To pay for her education, her husband first took out a $4,000 loan from a Nigerian loan shark to cover the last semester of her undergraduate degree. The investment was worth it, based on the earning potential from a degree at a foreign university. She and her husband even had plans to move abroad to a more vibrant economy than Ukraine – perhaps Canada or the United States.

To secure the loan, her husband had to put up collateral, so with limited options, he offered the deed to his family’s land back in southern Nigeria, which has been passed down for generations. The land was intended to one day provide a home for them and their future children.

Vera said the value of the land – perhaps as much as $12,000 – far surpasses the loan amount but the heritage of the land and its importance to her husband’s family is priceless.

“It is so hard for me to think about this,” she said, tearing up at the Warsaw refugee centre dedicated to Nigerians fleeing Ukraine. “I cry when I am alone.”

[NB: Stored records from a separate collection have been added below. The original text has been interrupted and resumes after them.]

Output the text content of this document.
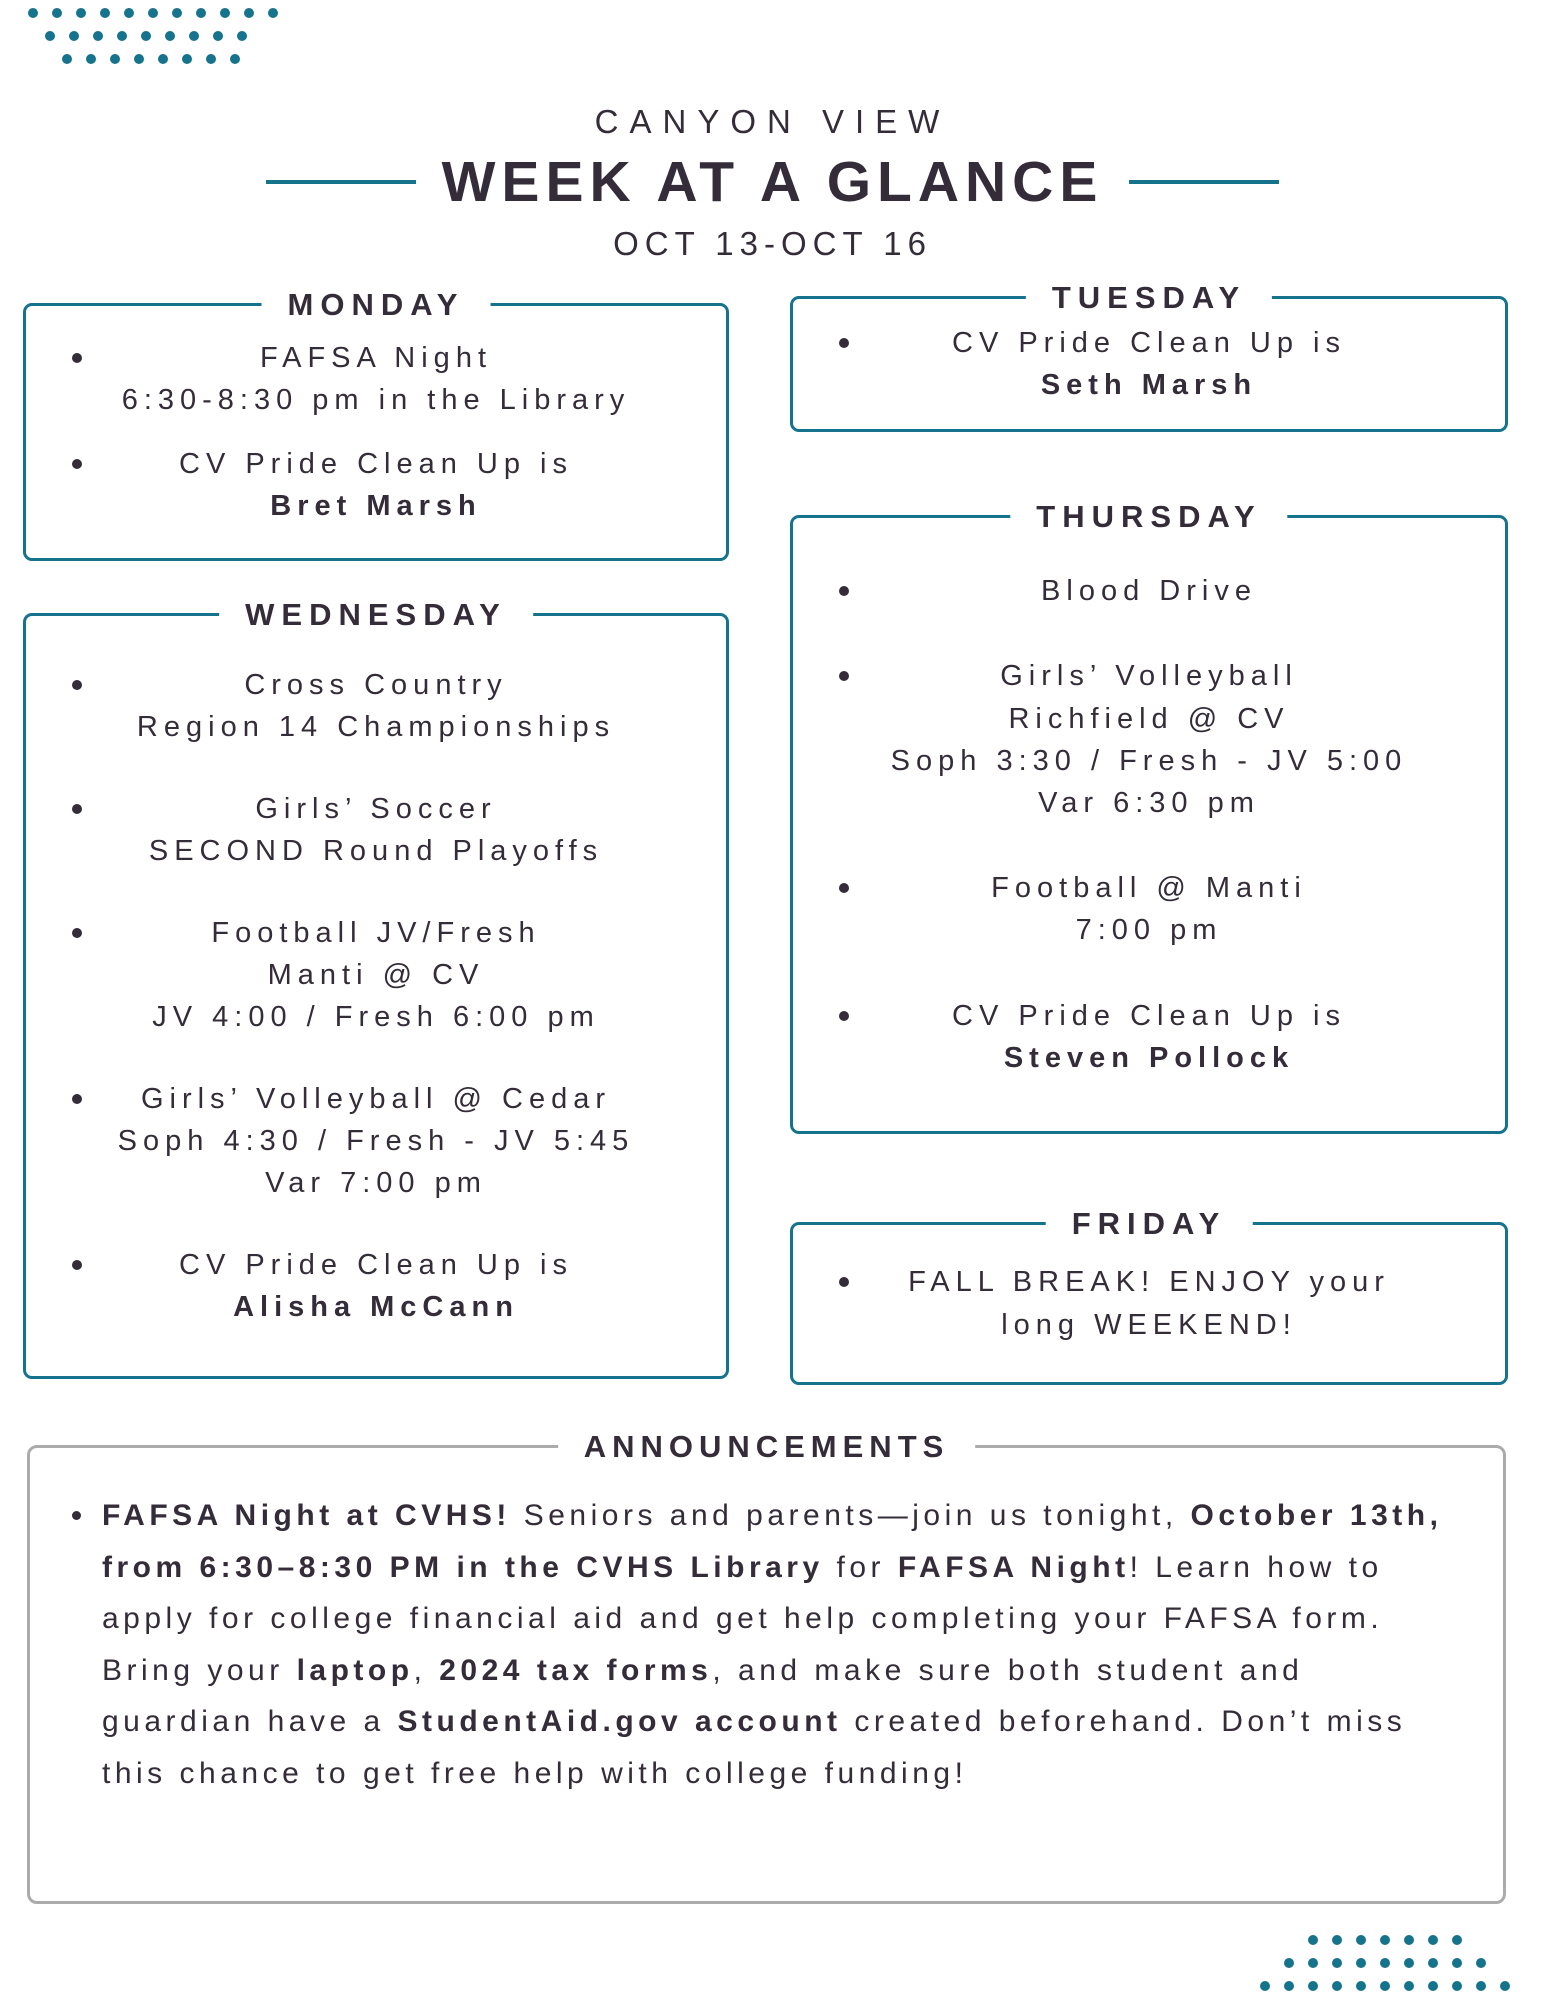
CANYON VIEW
WEEK AT A GLANCE
OCT 13-OCT 16
MONDAY
FAFSA Night
6:30-8:30 pm in the Library
CV Pride Clean Up is
Bret Marsh
TUESDAY
CV Pride Clean Up is
Seth Marsh
WEDNESDAY
Cross Country
Region 14 Championships
Girls’ Soccer
SECOND Round Playoffs
Football JV/Fresh
Manti @ CV
JV 4:00 / Fresh 6:00 pm
Girls’ Volleyball @ Cedar
Soph 4:30 / Fresh - JV 5:45
Var 7:00 pm
CV Pride Clean Up is
Alisha McCann
THURSDAY
Blood Drive
Girls’ Volleyball
Richfield @ CV
Soph 3:30 / Fresh - JV 5:00
Var 6:30 pm
Football @ Manti
7:00 pm
CV Pride Clean Up is
Steven Pollock
FRIDAY
FALL BREAK! ENJOY your
long WEEKEND!
ANNOUNCEMENTS
FAFSA Night at CVHS! Seniors and parents—join us tonight, October 13th, from 6:30–8:30 PM in the CVHS Library for FAFSA Night! Learn how to apply for college financial aid and get help completing your FAFSA form. Bring your laptop, 2024 tax forms, and make sure both student and guardian have a StudentAid.gov account created beforehand. Don’t miss this chance to get free help with college funding!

Her family have no idea how they will repay the money, she said, adding that her husband has just two months to pay it or his family’s land will be seized.

Because she is pregnant and a non-European Union citizen without the right to work in Poland, or elsewhere in the EU, she fears that she will have to return to Nigeria with nothing to show for her years of hard work and investment.

“The loan shark doesn’t care if I’m dead,” she said. “He is going to get his money back, one way or another.”

Vera is still seeking other options, such as possibly transferring to another university. The idea of starting all over again, especially when her husband is still in Nigeria and she has a baby on the way, seems too much to bear.

On March 2, the European Commission said it would help refugees fleeing the war in Ukraine under its Temporary Protection Directive – a law established following the refugee crises in Europe in the 1990s as a result of the Yugoslav wars. The programme promises up to 18 months’ stay in the EU with access to welfare, jobs and healthcare, and is extendable up to three years.

However it will not benefit international students and short-term visa holders.

Ylva Johannson, the European Commissioner for Home Affairs, in a March 8 speech, said she was “so proud of how member states were able to get together and make this decision when it was really necessary” before adding the caveat that students and short-term visa holders would be ineligible to seek asylum.

“We welcome them, we help them to evacuate, but they also have to go back to their countries of origin,” Johannson said of short-term visa holders in Ukraine.

For international students like Vera, this means she likely faces forced repatriation to Nigeria.

But Vera says she is uncertain if her future is there. “I left Nigeria because I wanted to find more stability in a better place,” she said. “I worked hard, I became a student, I deserve to be able to continue to reach my goals. I want a future.”